About Us

About Mentoring for Health

Mentoring for Health represents a groundbreaking initiative in the field of precision nutrition, particularly in its focus on lung cancer patients. By integrating diverse data sets from genomics, proteomics, and metabolomics, the project aims to provide personalized dietary recommendations that address the unique nutritional needs of each patient. The project’s innovations in both technology and methodology promise to revolutionize the approach to cancer care, potentially reducing the economic burden of the disease while improving the quality of life and survival rates of patients.
The project’s interdisciplinary nature, combined with its focus on digital health and precision nutrition, positions it to make substantial contributions to the broader field of non- communicable diseases, offering hope for more effective and personalized treatments in the future.
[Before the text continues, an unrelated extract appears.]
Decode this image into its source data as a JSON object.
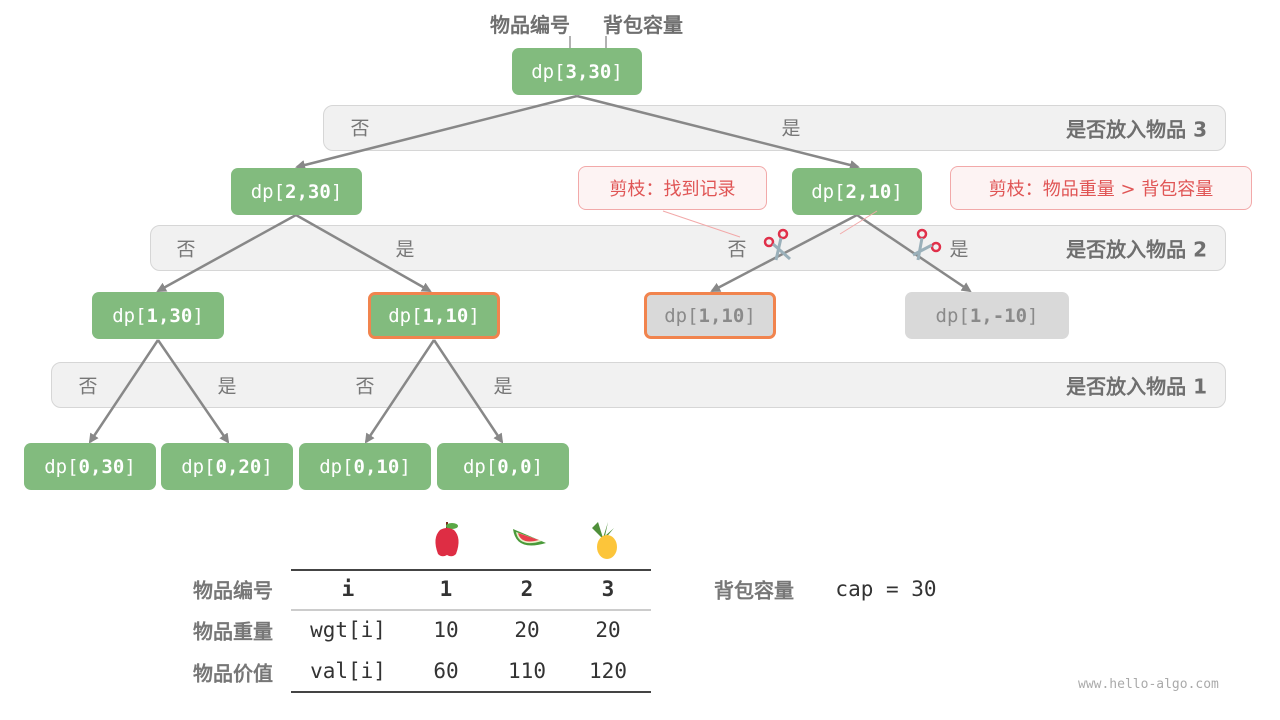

Mentoring for Health aims to confront these challenges by creating a comprehensive precision nutrition model tailored to lung cancer patients, which can also be applied to other malnourished or metabolically impaired populations. The ultimate goal is to improve patients’ nutritional, metabolic, and immunological status, enhance their QoL, increase treatment emcacy, and potentially improve survival rates. The project is set to last 48 months with a budget of 4,031,666€.

The Consortium

The German Cancer Research Centre (Germany): specializes in systemsbiology and mathematical modeling to understand molecular mechanisms that regulate cell communication and tumor development.

IMDEA Food Institute Precision Nutrition & Health (Spain): is a leading European research centre focused on precision nutrition aimed at preventing and treating prevalent chronic diseases, including cancer.

Instituto de Investigação e Inovação em Saúde (Portugal): focuses on glycosylation mechanisms in cancer and their implications for therapy.

Max Planck Institute for Dynamics of Complex Technical Systems (Germany): specialises in glycomic, glycoproteomic, and proteomic analysis.

University of Parma (Italy): Hosts the Microbiome Research Hub focuses on the microbiome’s impact on health and the personalisation of dietary interventions.

Infanta Sofía University Hospital (Spain): is a public hospital providing specialised, high-quality care in Northern Madrid. The hospital focuses on the development of the digital platform and volunteer patient recruitment.